El que avisa no traiciona así que primero lo más importante: esta serie no es para cualquiera. Personas muy sensibles o impresionables abstenerse. Incluso alguien que no está pasando por un buen momento o tuvo un mal día, o simplemente no tiene ganas de soportar altas dosis de tensión y angustia. Porque El juego del calamar es violencia sádica pura y dura. Hay sangre y muertes a rolete y todo bajo una lógica perversa que -y esto es lo mejor de todo- no tiene nada de gratuito. Cada detalle responde a la premisa que la serie quiere instalar: ¿hasta qué está dispuesto un grupo de personas en las últimas, tapados de deudas, para ganar un premio millonario, saldar sus cuentas y enderezar sus vidas? La respuesta les sorprenderá.
La idea de base no es nueva. Las novelas y sus adaptaciones cinematográficas de El señor de las moscas (1954, William Golding), Battle Royale (1999, Koushun Takami) y la trilogía de Los juegos del hambre (2008, Suzanne Collins) vienen reactualizando una visión distópica donde la naturaleza humana siempre puede caer un poco más bajo. Una competencia en la que se enfrentan todos contra todos, todo vale y solo unx sobrevive. Así de simple, así de terrible y así de morboso, el placer culposo del lector/espectador en su máximo esplendor.
La novedad de El juego del calamar es que, a diferencia de esos antecedentes, los participantes no son niños o adolescentes, aquí hay hombres y mujeres adultos, incluso ancianos. Una variedad interesante que permite reflexionar sobre la desigualdad de condiciones ante el juego según edad o género, lo que provoca -para más indignaciones- machismos y discriminaciones.
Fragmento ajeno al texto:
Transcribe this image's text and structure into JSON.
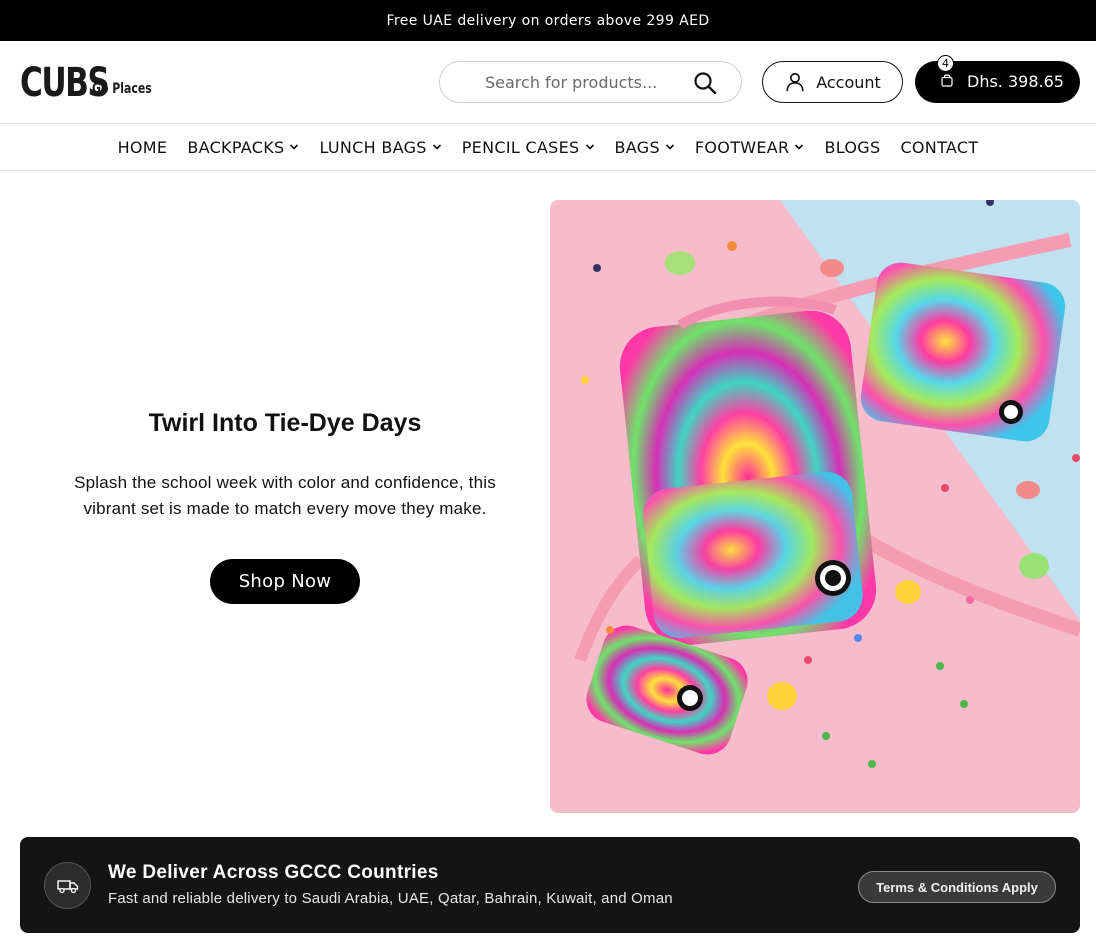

Lo que sí es de niños son los seis juegos que los y las participantes deben superar para llevarse el gran premio. Además de no morir, claro. Que una horda de desesperados juegue a la versión coreana del “un, dos, tres miro” a riesgo de ser fusilados sin piedad (solo revelaré el primer juego, que además se muestra en el tráiler), convirtiendo el patio infantil de colores pastel en una masacre sanguinolenta ya da una noción del nivel de perversidad que maneja el guion jugando con estos contrastes. Para colmo, los cuerpos caen en ralenti en una escena tremenda musicalizada con un jazz a lo Frank Sinatra, de esos ideales para amenizar una plácida velada de cócteles. Después del shock y del espanto inicial, llega el regocijo enfermizo y paga con creces. Para algunos, a otros capaz les parecerá mucho y apaguen la tele, o a lo mejor más adelante, porque eso es solo el comienzo. Con cada juego, la tensión y el dramatismo escalarán a niveles casi insoportables, algo muy poco usual para la pantalla de Netflix.
Ahora, no importaría demasiado quiénes zafan y avanzan y quiénes se quedan en el camino sin una buena construcción de personajes. Entre los más de 400 participantes se irán armando alianzas y algunos se irán introduciendo a lo largo de los capítulos muy brevemente, pero con la profundidad suficiente para generar empatía o rechazo. Distinto es el tratamiento del protagonista, a quien se le dedica media hora del primero de los nueve episodios para presentarlo de manera muy amena y efectiva: Seong Gi-hun (el actor Lee Jung-jae se come la pantalla) tiene más de 40, vive con la madre y no tiene dinero ni para invitar a comer a su hija por su décimo cumpleaños. Es un bardo y todo le sale mal, pero no deja de ser gracioso y encantador. Cuando acepta participar de los juegos y es reclutado, ya no hay forma de no quererlo. Y ya sabemos también que la vamos a pasar horrible por su culpa.